On February 14, 2024, Plaintiff filed her Complaint asserting 16 causes of action under the Labor Code, PAGA, and the UCL. (See Complaint, generally.) In response, Defendant filed a petition to compel binding arbitration of Plaintiff’s individual claims and an order staying the representative PAGA claim. (See 07/01/2024 Petition.) Rather than oppose the motion, on August 8, 2024, Plaintiff filed a First Amended Complaint which includes only a single cause of action under PAGA. (See FAC, generally.)

In the single cause of action in the FAC, Plaintiff states that she seeks “only those penalties that are required to be shared with the LWDA as Plaintiff is not seeking individual penalties/victim specific relief or underpaid wages for herself or other employees under this specific PAGA cause of action.” (FAC ¶ 31 [emphasis added].) In other words, the action appears purely “representative” in that Plaintiff brings the action as a representative of the state based on alleged code violations sustained by other employees—but not herself. (See Viking River Cruises, Inc. v. Moriana (2022) 596 U.S. 639, 648–49.) 

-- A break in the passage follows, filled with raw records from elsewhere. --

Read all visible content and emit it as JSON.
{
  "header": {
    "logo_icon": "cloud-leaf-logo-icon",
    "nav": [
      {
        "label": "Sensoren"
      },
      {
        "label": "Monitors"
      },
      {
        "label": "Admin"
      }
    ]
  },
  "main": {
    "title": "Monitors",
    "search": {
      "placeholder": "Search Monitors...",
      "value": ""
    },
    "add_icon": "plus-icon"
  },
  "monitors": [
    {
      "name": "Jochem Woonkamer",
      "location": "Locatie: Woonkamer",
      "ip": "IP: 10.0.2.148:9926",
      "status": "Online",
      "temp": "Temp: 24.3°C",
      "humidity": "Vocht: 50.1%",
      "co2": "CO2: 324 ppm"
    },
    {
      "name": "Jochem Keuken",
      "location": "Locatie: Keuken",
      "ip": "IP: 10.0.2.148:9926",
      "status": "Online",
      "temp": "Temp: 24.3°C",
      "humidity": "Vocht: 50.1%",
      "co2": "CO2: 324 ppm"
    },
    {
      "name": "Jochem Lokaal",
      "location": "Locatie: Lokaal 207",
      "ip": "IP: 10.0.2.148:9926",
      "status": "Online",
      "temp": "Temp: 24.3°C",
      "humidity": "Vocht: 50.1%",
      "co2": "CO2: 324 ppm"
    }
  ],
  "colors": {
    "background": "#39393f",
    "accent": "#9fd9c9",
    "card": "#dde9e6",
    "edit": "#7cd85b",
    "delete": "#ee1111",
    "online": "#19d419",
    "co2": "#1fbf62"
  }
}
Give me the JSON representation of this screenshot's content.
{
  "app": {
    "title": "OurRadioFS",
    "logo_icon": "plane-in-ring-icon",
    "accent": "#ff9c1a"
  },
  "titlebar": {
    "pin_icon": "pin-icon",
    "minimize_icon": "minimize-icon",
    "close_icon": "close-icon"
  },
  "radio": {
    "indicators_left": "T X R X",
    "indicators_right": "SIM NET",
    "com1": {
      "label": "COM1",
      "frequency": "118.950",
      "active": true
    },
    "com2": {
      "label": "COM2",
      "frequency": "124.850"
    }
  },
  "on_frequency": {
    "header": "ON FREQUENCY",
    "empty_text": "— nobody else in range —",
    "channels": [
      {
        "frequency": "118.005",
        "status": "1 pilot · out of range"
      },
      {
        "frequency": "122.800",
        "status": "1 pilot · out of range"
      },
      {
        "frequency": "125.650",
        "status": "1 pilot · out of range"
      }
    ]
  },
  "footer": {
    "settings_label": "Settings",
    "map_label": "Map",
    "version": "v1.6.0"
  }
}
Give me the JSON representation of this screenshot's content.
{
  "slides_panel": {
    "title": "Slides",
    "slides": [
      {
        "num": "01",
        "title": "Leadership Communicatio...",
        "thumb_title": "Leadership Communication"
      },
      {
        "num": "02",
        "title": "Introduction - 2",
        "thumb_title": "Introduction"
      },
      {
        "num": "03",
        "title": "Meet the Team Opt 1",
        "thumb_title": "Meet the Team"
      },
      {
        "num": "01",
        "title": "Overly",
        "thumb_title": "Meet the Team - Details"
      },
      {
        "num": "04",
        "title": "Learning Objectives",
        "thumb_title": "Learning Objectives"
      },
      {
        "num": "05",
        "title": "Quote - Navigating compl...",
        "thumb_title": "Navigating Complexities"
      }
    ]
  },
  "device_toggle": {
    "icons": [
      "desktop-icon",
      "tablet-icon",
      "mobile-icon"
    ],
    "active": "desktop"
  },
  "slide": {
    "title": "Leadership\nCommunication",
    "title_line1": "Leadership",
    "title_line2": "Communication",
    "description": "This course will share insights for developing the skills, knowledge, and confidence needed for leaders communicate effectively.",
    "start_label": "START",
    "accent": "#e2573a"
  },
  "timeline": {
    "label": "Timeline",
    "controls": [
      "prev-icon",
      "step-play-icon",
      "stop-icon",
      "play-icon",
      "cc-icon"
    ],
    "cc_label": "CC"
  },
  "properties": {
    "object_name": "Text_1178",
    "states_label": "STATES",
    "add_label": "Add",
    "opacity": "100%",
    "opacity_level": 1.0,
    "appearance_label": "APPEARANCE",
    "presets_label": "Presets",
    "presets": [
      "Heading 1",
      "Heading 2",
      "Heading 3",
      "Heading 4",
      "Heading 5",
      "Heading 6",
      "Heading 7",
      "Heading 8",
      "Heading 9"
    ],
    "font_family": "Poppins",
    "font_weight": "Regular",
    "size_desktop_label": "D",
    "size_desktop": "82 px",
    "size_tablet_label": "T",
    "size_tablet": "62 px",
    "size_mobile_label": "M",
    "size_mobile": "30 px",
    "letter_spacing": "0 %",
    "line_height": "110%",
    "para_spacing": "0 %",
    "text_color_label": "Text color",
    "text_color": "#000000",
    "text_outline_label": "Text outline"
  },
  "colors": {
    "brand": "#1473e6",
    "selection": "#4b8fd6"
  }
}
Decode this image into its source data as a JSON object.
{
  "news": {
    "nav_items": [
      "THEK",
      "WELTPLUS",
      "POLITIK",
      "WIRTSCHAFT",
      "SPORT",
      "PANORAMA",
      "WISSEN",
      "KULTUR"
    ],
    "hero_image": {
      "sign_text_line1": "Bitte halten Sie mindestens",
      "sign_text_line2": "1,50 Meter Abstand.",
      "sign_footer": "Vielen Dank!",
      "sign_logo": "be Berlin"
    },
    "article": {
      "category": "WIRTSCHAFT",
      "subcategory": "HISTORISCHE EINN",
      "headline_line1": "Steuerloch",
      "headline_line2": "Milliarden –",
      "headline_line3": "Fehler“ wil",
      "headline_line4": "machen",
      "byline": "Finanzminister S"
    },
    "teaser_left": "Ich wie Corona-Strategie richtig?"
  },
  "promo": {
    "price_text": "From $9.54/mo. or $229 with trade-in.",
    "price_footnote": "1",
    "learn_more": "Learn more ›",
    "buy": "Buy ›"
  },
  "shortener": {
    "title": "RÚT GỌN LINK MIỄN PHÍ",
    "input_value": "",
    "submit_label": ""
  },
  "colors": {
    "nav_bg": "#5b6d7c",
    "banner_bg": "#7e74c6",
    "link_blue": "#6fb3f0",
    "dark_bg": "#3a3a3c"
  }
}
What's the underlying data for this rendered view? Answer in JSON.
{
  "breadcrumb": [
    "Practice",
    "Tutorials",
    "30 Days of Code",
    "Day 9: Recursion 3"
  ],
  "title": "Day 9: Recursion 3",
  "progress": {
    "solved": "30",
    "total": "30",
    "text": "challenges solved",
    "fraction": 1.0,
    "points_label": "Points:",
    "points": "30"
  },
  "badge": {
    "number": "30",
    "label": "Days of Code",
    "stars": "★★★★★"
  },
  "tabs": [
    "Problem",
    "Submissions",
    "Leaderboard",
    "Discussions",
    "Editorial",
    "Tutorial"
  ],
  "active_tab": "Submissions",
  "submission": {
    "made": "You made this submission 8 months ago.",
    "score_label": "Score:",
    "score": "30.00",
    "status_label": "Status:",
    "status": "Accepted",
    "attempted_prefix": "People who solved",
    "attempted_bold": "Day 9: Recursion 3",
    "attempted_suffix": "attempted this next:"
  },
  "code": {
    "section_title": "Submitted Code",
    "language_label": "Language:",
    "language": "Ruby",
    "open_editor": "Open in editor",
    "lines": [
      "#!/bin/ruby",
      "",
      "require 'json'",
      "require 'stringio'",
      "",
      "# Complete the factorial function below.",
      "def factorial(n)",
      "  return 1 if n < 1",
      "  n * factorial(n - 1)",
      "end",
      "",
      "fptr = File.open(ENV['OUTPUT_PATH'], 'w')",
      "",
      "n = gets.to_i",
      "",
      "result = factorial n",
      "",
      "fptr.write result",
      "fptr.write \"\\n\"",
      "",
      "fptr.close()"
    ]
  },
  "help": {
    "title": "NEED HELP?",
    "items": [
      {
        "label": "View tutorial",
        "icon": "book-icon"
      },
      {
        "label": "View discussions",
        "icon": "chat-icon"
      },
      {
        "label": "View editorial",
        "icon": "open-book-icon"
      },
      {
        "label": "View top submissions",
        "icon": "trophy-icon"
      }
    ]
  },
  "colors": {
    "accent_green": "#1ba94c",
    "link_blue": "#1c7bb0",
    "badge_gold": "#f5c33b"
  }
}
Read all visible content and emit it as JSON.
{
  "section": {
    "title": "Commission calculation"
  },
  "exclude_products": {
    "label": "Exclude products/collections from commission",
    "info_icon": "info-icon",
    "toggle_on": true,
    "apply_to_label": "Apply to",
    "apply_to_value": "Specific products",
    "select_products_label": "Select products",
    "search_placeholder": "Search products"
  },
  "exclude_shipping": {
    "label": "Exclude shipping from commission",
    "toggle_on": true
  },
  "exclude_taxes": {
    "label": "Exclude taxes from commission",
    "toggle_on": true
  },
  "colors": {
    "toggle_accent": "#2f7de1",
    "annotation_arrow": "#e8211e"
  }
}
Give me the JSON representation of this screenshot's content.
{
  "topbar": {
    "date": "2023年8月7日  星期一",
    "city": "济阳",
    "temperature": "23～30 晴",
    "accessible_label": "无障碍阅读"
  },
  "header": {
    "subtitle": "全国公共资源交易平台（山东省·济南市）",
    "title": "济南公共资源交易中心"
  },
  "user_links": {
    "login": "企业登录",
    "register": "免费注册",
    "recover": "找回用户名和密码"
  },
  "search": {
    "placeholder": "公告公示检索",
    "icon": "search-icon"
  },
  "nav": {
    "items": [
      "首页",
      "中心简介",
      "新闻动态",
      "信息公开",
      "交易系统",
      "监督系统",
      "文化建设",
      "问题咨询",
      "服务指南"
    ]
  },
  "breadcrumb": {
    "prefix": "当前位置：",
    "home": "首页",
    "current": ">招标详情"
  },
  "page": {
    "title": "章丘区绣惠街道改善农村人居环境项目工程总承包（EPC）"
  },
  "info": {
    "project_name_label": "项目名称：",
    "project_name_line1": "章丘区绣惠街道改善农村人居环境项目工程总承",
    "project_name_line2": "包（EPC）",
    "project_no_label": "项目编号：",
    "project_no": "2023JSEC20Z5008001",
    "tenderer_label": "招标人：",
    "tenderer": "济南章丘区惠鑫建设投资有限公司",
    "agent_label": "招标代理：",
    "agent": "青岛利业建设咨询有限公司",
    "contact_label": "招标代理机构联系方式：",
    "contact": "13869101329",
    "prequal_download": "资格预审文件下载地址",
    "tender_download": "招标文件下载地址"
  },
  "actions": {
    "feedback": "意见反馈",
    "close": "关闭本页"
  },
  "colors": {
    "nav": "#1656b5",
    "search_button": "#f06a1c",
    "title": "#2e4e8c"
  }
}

The representative PAGA claim is not subject to arbitration, as Defendant concedes in its motion. Thus, because the arbitrable portions of the Complaint have been dismissed by the filing of the FAC, Defendant’s Motion to Compel Arbitration is MOOT.

IT IS SO ORDERED.

Dated:   August 21, 2024 ___________________________________
Randolph M. Hammock
Judge of the Superior Court

Any party may submit on the tentative ruling by contacting the courtroom via email at Smcdept49@lacourt.org by no later than 4:00 p.m. the day before the hearing.  All interested parties must be copied on the email.  It should be noted that if you submit on a tentative ruling the court will still conduct a hearing if any party appears. By submitting on the tentative you have, in essence, waived your right to be present at the hearing, and you should be aware that the court may not adopt the tentative, and may issue an order which modifies the tentative ruling in whole or in part.